Hong Kong may have been in the midst of some turmoil and other conferences may have fled but II’s back-to-back conferences – on renewable energy, the main conference and on infrastructure debt – went ahead on 12 – 14 November.
Andrew joined MIGA’s Jae Hyung Kwon and HSBC’s Stewart James with Infrastructure Investor’s Eduard Fernandez moderating on the role of banks in developing Asia’s infrastructure and the future cooperation with private capital.

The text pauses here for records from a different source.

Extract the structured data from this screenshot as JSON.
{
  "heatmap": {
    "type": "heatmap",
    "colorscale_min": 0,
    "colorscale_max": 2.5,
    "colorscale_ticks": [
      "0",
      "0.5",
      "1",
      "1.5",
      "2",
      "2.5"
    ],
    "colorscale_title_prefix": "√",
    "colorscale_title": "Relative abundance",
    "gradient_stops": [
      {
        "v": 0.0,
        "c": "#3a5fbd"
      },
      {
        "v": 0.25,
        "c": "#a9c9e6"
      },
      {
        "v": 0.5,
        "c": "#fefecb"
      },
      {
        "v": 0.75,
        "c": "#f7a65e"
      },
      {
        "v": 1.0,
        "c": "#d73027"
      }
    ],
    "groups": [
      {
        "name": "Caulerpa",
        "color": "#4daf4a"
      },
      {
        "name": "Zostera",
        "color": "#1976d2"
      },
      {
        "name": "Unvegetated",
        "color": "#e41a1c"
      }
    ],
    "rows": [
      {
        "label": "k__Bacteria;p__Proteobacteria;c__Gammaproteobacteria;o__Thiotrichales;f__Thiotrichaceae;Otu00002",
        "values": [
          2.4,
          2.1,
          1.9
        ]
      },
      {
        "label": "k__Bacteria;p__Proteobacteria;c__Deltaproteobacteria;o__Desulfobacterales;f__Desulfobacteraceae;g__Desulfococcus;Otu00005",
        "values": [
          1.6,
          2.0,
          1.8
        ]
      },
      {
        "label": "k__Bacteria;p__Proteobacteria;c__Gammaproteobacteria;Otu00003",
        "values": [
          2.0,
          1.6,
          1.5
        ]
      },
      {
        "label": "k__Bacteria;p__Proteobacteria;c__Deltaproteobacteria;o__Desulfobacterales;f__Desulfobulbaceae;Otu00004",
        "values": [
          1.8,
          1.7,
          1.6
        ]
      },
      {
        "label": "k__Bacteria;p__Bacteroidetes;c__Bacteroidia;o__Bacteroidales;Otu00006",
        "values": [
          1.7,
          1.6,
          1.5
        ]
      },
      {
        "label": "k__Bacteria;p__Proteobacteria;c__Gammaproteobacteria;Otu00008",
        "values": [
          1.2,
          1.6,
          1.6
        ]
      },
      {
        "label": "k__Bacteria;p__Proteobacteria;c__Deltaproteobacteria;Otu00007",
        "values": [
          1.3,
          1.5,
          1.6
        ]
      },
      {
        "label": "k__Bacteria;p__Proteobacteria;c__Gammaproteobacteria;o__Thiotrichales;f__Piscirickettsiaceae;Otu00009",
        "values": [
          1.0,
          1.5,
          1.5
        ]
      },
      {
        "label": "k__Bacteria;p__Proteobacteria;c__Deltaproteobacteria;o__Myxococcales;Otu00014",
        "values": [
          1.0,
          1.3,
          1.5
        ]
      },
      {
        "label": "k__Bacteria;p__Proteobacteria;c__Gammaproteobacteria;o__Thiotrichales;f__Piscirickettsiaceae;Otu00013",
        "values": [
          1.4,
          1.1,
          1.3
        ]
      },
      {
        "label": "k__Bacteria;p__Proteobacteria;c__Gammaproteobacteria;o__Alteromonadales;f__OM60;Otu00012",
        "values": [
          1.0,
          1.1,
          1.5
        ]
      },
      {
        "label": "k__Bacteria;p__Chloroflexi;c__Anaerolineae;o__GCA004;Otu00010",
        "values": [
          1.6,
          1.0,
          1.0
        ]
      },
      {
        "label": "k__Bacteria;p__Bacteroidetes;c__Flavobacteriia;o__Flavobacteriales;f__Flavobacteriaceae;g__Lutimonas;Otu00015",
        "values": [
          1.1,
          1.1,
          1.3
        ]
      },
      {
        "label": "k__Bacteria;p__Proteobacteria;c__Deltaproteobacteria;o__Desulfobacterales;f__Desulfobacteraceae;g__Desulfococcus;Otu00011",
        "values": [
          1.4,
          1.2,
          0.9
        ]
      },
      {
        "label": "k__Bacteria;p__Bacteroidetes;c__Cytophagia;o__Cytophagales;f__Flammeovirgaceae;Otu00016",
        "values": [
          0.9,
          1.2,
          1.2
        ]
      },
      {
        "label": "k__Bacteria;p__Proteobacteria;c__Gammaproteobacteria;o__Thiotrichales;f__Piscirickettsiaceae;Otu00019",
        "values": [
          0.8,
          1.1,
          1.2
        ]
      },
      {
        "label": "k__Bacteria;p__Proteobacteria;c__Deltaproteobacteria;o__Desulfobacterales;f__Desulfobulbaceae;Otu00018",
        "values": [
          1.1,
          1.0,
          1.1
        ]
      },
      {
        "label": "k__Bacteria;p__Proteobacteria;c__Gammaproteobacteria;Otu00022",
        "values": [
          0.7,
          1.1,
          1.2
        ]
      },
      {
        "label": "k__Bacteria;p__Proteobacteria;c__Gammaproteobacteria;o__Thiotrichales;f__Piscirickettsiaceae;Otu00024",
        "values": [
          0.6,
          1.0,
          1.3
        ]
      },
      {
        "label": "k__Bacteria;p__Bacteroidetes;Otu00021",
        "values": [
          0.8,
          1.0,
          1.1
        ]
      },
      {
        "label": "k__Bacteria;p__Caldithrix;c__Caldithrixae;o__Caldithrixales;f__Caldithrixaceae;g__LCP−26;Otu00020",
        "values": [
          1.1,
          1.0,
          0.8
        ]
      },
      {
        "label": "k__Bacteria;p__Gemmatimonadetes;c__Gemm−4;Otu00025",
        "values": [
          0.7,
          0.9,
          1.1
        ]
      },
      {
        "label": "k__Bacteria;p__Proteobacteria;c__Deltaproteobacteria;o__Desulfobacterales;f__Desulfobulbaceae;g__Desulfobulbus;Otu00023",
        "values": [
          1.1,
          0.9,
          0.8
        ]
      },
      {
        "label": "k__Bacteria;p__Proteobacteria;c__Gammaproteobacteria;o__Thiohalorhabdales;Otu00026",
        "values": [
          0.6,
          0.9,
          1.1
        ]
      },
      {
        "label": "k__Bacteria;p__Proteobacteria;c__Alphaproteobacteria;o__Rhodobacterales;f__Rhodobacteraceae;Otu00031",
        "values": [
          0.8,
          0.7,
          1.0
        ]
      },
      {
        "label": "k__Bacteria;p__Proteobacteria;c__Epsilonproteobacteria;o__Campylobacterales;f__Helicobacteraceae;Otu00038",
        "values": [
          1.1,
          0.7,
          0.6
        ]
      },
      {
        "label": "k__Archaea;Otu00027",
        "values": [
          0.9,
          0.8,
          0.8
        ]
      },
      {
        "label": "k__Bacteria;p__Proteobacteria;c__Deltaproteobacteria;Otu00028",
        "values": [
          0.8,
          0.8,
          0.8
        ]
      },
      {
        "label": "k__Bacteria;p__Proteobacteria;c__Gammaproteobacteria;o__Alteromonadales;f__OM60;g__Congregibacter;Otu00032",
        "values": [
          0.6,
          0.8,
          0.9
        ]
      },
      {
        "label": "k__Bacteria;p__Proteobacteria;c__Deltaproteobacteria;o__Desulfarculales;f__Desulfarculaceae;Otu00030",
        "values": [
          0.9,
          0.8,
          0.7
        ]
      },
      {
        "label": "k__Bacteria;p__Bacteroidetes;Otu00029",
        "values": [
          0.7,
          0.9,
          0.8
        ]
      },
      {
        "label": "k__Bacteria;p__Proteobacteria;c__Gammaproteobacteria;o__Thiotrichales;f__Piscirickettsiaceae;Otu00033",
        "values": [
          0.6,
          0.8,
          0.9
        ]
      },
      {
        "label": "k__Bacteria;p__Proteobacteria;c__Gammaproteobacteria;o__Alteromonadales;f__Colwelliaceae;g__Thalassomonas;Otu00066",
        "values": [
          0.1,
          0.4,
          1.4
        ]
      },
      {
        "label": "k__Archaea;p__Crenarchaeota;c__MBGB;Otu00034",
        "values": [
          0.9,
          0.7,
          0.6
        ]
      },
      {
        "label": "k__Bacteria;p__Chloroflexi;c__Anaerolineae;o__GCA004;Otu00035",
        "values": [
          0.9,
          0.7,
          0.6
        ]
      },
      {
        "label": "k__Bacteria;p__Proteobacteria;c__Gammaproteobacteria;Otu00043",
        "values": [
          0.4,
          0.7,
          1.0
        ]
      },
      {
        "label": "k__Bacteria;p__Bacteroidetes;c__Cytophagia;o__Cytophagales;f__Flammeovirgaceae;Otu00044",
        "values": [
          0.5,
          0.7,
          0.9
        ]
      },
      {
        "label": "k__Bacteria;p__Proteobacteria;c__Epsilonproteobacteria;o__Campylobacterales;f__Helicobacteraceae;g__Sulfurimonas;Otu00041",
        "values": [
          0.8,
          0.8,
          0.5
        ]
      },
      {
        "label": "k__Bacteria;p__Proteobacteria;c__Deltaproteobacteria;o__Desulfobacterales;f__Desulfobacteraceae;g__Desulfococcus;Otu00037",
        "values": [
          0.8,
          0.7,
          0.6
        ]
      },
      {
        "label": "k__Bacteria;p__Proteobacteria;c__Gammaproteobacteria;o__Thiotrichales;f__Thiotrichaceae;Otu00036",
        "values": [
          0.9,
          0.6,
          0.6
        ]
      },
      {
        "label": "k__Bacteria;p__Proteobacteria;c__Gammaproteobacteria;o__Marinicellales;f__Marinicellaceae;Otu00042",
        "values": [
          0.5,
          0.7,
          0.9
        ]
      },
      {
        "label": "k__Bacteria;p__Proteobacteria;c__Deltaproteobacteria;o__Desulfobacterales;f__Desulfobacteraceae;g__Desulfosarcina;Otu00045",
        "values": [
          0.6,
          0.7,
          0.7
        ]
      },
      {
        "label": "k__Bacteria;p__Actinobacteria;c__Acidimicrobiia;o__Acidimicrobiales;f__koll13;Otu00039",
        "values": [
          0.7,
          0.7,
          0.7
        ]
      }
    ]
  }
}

Whether multilateral, bilateral, local or international, it is banks which make projects happen by taking development, construction and early stage revenue risk. Asian deals may be smaller and take longer to close but tend to then be safer than in developed markets. Many GP / LPs wait until projects have been substantially derisked but sponsors in Asia are more likely to be happy to hold for the long term. As elsewhere, there is much dry powder, i.e. funds allocated to the sector(s) but still to be invested.
Andrew’s advice continues to be:
- Put people on the ground so as to understand how countries across Asia vary in terms of size, government appetite for foreign direct investment, government competence, rule of law, strength of local partners, culture and more;
- Stay ahead of the herd by being prepared to take some construction risk (after all, banks have done so for years);
- Even take limited development risk by building partnerships with reliable, robust partners;
- Accept that in Asia, mega – deals such as GIP’s $5 billion purchase of the Equis renewables portfolio or PLN raising $2 billion from 13 and 20 year s144A bonds with no government support other than via the Public Service Obligation (both in 2017) come along only occasionally.
… as the Canadians in particular are doing.